Elle nous a longuement parlé des masques de Jean Carriès, céramiste du XIXème siècle qui se trouvent dans la première salle. Jean Carriès, dont on peut voir de nombreux vases au Petit Palais, jouait beaucoup avec « l‘accident » comme les céramistes japonais. Ce fut le moment où elle nous parla de l’émail (qu’elle fait elle-même), des fours atmosphériques qui permettent davantage de jouer sur l’aléatoire et donne un côté plus vivant que les fours électriques qui ont un rapport d’efficacité supérieur à la cuisson. Ainsi, elle nous parla des grès, des terres cuites, des faïences, des cuissons qui sont au nombre de deux à quatre, des jeux d’émaux qui dépendent de la température.
Ce qui est souvent ressorti, c’est l’utilisation du mot « sensuel » et du mot « geste – gestuel » toujours accompagné d’une gestuelle démonstrative, la terre étant « un matériau humide, très sensuel lorsqu’on le manipule. »
Nous nous sommes arrêtés devant les sculptures de Picasso, tournées sur un tour de potier, ce qui permet de jouer sur la sensualité du corps féminin. Vous pouvez voir ci-contre une statuette non émaillée.
Nous sommes ensuite arrivés dans la salle contenant des œuvres d’artistes américains. En premier lieu Peter Voulkos (deux oeuvres ci-dessous) qu’elle semble admirer beaucoup. Ce fut l’occasion de nous parler des méthodes d’enseignement, les Etats-Unis mettant davantage l’accent sur le partage du savoir-faire alors que la France est d’abord très théorique, or Elsa Sahal a parlé de l’importance d’un apprentissage qui se transmet de personne à personne. Elle a elle-même été plusieurs fois là-bas pour acquérir un savoir-faire. Un bon échange semble avoir lieu entre la côte ouest des USA et le Japon, ainsi Peter Voulkos avait une gestuelle inspirée par le bouddhisme zen. Il provoquait l’accident, « le geste viril s’assume avec force dans l’objet ».
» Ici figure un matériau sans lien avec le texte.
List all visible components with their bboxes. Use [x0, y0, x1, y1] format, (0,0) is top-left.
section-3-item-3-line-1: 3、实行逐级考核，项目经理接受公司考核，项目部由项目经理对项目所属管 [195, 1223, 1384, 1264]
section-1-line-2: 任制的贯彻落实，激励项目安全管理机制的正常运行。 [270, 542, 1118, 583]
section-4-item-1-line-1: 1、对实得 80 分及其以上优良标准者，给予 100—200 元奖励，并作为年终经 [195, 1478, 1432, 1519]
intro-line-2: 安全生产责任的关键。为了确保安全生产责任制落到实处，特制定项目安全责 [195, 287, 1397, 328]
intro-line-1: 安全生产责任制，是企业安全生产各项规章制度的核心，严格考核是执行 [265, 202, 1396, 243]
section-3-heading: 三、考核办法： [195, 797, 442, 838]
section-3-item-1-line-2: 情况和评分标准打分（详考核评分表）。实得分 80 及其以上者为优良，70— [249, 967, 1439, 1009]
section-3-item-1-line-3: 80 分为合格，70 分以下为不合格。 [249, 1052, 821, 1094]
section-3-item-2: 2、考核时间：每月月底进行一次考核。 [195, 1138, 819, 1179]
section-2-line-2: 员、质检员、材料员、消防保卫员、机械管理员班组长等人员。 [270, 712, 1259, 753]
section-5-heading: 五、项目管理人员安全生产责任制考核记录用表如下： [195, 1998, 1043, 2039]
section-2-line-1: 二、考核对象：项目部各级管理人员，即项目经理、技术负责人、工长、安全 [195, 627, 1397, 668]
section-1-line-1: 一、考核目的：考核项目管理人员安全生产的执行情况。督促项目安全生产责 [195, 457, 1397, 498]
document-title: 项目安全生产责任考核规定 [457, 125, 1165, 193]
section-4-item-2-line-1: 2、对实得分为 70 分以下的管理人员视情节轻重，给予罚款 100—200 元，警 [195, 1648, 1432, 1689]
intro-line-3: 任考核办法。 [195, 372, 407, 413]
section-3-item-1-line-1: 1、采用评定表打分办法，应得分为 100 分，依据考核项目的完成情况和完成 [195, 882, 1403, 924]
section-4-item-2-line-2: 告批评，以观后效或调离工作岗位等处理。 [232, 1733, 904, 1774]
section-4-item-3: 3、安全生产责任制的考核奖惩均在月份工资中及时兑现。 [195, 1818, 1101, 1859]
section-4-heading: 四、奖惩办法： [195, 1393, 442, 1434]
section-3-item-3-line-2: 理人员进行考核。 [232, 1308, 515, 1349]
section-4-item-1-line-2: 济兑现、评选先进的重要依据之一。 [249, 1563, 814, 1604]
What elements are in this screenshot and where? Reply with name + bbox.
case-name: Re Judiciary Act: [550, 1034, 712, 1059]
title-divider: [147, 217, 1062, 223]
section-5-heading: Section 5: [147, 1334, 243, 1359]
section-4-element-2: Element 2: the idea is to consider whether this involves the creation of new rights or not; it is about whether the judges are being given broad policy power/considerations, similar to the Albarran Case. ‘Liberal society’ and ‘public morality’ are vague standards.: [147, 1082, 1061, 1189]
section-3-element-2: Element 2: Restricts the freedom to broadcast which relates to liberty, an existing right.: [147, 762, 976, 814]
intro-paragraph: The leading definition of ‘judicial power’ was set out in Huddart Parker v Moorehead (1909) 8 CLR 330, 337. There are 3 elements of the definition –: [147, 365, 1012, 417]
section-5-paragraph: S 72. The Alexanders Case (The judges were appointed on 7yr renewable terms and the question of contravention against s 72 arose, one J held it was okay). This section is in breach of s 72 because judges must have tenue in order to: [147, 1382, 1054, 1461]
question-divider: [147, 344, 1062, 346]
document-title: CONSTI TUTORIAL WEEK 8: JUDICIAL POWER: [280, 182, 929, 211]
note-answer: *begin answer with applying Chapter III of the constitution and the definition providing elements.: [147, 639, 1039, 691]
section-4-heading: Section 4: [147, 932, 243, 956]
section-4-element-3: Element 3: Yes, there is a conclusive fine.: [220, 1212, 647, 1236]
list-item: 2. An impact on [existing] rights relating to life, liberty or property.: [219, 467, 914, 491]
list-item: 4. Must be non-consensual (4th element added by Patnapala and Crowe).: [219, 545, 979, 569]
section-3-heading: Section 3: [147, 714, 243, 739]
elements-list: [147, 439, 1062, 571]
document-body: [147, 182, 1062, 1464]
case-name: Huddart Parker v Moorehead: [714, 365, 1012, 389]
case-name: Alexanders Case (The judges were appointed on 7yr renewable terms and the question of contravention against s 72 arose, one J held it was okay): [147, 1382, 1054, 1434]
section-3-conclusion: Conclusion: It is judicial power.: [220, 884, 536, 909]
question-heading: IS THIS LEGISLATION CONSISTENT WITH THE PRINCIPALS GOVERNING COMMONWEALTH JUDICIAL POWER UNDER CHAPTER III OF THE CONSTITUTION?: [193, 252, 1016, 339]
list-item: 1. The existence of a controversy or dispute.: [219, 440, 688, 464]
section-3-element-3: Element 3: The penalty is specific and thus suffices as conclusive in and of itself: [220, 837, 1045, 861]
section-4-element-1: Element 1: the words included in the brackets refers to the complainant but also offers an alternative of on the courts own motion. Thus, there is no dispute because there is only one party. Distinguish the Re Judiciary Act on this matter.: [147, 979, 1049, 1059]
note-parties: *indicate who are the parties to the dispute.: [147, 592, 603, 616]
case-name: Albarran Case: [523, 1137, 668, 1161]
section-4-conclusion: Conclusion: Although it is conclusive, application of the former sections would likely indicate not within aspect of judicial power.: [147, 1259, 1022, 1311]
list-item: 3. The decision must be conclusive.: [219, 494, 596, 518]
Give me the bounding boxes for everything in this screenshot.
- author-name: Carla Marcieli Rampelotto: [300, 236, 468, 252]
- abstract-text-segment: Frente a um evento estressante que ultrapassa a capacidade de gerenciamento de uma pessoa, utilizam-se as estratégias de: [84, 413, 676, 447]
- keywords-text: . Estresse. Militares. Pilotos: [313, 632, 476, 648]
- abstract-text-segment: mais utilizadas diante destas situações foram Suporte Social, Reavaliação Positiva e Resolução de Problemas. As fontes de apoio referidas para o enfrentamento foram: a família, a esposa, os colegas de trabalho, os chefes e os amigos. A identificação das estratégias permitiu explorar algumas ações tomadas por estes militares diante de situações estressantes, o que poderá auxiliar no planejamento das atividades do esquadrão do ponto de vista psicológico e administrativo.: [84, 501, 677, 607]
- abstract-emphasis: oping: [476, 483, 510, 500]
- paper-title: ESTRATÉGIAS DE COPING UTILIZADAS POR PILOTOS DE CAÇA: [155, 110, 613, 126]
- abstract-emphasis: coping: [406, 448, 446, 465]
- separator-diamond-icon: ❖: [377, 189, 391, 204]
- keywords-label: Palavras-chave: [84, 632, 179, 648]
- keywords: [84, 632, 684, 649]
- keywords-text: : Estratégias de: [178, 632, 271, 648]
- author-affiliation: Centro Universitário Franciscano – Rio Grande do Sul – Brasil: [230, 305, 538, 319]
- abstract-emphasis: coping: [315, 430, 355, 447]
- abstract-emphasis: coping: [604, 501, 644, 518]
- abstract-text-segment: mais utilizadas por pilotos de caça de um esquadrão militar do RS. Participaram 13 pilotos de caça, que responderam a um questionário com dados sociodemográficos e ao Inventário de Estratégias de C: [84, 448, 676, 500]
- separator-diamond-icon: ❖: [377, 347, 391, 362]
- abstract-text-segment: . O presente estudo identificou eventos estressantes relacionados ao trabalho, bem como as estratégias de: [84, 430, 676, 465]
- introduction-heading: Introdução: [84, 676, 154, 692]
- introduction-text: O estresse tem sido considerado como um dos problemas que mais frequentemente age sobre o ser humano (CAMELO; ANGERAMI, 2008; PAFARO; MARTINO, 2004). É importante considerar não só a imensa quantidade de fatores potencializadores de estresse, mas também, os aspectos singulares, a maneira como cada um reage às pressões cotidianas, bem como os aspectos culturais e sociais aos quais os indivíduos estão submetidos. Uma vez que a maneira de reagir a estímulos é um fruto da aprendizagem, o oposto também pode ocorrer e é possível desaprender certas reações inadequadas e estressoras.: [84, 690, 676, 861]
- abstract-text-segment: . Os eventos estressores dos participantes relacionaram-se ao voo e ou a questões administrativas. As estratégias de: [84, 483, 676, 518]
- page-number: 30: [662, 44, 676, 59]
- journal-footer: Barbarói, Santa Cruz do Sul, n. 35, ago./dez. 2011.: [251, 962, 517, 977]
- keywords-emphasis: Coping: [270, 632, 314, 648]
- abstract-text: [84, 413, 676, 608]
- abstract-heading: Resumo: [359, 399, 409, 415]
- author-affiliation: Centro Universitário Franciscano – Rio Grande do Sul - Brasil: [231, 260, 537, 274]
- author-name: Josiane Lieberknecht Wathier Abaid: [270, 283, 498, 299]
Nous sommes allés ensuite dans la salle dédiée à Thomas Schütte, à entendre son enthousiasme c’est visiblement son préféré. Les statuettes qui sont exposées à la Maison Rouge (que vous ne verrez pas, photos interdites), sont des projets, les corps de femmes sont écrasés, c’est violent dans le geste. Ces statuettes sont présentées sur des étagères, je ne m’étais pas vraiment arrêtée la première fois. Cette fois, j’en ai vu davantage. Ces projets très colorés ont servi ensuite à créer des bronzes monumentaux monochromes.
Pour terminer, Elsa Sahal nous a parlé de ses œuvres. Elle parle encore de geste, « la fontaine est un geste féministe manifeste ». Cette fontaine, La grande pisseuse, inspirée de La pisseuse de Picasso et du Manneken Pis, « signifie aux filles qu’elles peuvent pisser debout comme les hommes ». L’artiste est très inspirée par Bernard Palissy, dont les céramiques représentaient le monde de la mer. Elle qualifie aussi sa fontaine « d’humour duchampien ». Elsa Sahal ne sait pas travailler au tour, elle construit ses formes comme un patron de couture. Parfois l’oeuvre est tournée par un ami.
Ce qui m’intéresse dans son œuvre, c’est qu’elle travaille sur l’imaginaire du corps, évoquant les sensations du corps qui rencontrent celles de la terre, elle nous explique qu’il y a une analogie évidente entre la terre et le corps humain. Le mot sensualité refait son apparition, ainsi que les formes généreuses. Ses sculptures sont des morceaux de corps, ce qui donne un corps ressenti plutôt que représenté. Elle joue beaucoup sur l’émaillage qu’elle travaille comme le faisait Jean Carriès, à très haute température, ce qui cristallise l’émail et donne des espèces d’apparition et fait que deux oeuvres ne peuvent jamais être les mêmes.
Je n’ai pas résisté à acheter son livre totalement séduite que je fus par les céramiques magnifiques que j’y ai vues, et qu’elle m’a bien sûr gentiment dédicacé.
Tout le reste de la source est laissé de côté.